Carmelo Canale dice che Borsellino conosceva quel rapporto da quando era a Marsala” e che lo teneva in grande considerazione, “lo faceva vedere a tutti”. Ma Canale, al Borsellino quater, disse anche che Borsellino volle incontrare De Donno il 25 giugno per la vicenda del “Corvo2” e i riferimenti a una trattativa in corso tra Calogero Mannino e Totò Riina. Quindi, poco a che vedere con il rapporto mafia-appalti.
Di cui la difesa tenta anche di smontare l'esistenza della doppia informativa, sostenendo che, prima del rapporto consegnato a Falcone nel febbraio del 1991, il Ros ne avesse consegnato un altro, più dettagliato, alla Procura di Catania. 

La trattativa è un' invenzione, è una favoletta che è stata spacciata all'opinione pubblica per distrarla da vicende poco commendevoli e non aggiungo altro”.

 

RILIEVI ALLA REQUISITORIA PROCURATORE

Infine, l'arringa si è concentrata brevemente sulla vicenda Napoli, affrontata nella requisitoria del Procuratore. “Possibile che 'menti raffinatissime' si affidassero a due marescialli per gestire l'arresto di Napoli e favorire Provenzano?”. E “non è vero che Mori non poteva non sapere del mancato sequestro [e della successiva restituzione] dei telefonini a Napoli, perché nel '98 era comandante del Ros, figuratevi se poteva pensare a tre telefonini”.
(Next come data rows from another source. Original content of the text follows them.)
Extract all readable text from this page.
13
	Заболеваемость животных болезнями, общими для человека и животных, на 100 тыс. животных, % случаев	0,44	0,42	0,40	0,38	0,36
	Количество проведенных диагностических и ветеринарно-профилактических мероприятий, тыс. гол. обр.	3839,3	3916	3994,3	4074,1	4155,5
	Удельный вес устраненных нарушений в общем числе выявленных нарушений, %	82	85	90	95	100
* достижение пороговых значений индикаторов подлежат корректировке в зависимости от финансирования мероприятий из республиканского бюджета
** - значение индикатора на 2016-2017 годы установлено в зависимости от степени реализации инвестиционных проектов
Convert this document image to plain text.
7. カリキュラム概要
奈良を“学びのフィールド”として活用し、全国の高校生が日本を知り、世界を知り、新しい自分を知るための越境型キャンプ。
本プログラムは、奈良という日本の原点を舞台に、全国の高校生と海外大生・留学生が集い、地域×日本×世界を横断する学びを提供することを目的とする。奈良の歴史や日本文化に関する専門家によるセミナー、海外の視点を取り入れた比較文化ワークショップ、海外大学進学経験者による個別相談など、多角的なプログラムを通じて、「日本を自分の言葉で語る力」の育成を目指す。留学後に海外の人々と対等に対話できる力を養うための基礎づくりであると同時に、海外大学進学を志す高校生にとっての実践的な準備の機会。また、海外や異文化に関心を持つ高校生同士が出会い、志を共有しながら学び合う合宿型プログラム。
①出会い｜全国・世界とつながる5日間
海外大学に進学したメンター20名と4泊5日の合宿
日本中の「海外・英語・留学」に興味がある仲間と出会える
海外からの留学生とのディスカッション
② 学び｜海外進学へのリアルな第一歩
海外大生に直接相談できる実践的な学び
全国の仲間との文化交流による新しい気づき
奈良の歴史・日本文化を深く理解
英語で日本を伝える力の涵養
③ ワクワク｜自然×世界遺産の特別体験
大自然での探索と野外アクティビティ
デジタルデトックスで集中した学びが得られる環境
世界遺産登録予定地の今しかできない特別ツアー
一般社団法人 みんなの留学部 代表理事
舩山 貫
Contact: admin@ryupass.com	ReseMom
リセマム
Il procuratore ha dipinto un quadro, utilizzando solo alcuni colori”, per questo ne è venuto fuori uno spaccato fosco e lugubre. “Se li avesse usati tutti, avremmo avuto un quadro più chiaro e anche più bello”.

Milio ha parlato spesso di “killeraggio mediatico”, ha affermato che l'unico a dover essere incriminato, per falsa testimonianza, è il collaboratore Pietro Riggio e ha ricordato alla Corte quanto questo processo abbia influito anche sulla sua vita personale. “Mio padre è stato ucciso da questo processo e la mia vita ne è stata stravolta”

Per il suo assistito, Milio ha chiesto l'assoluzione. Lunedì sarà la volta della difesa di De Donno.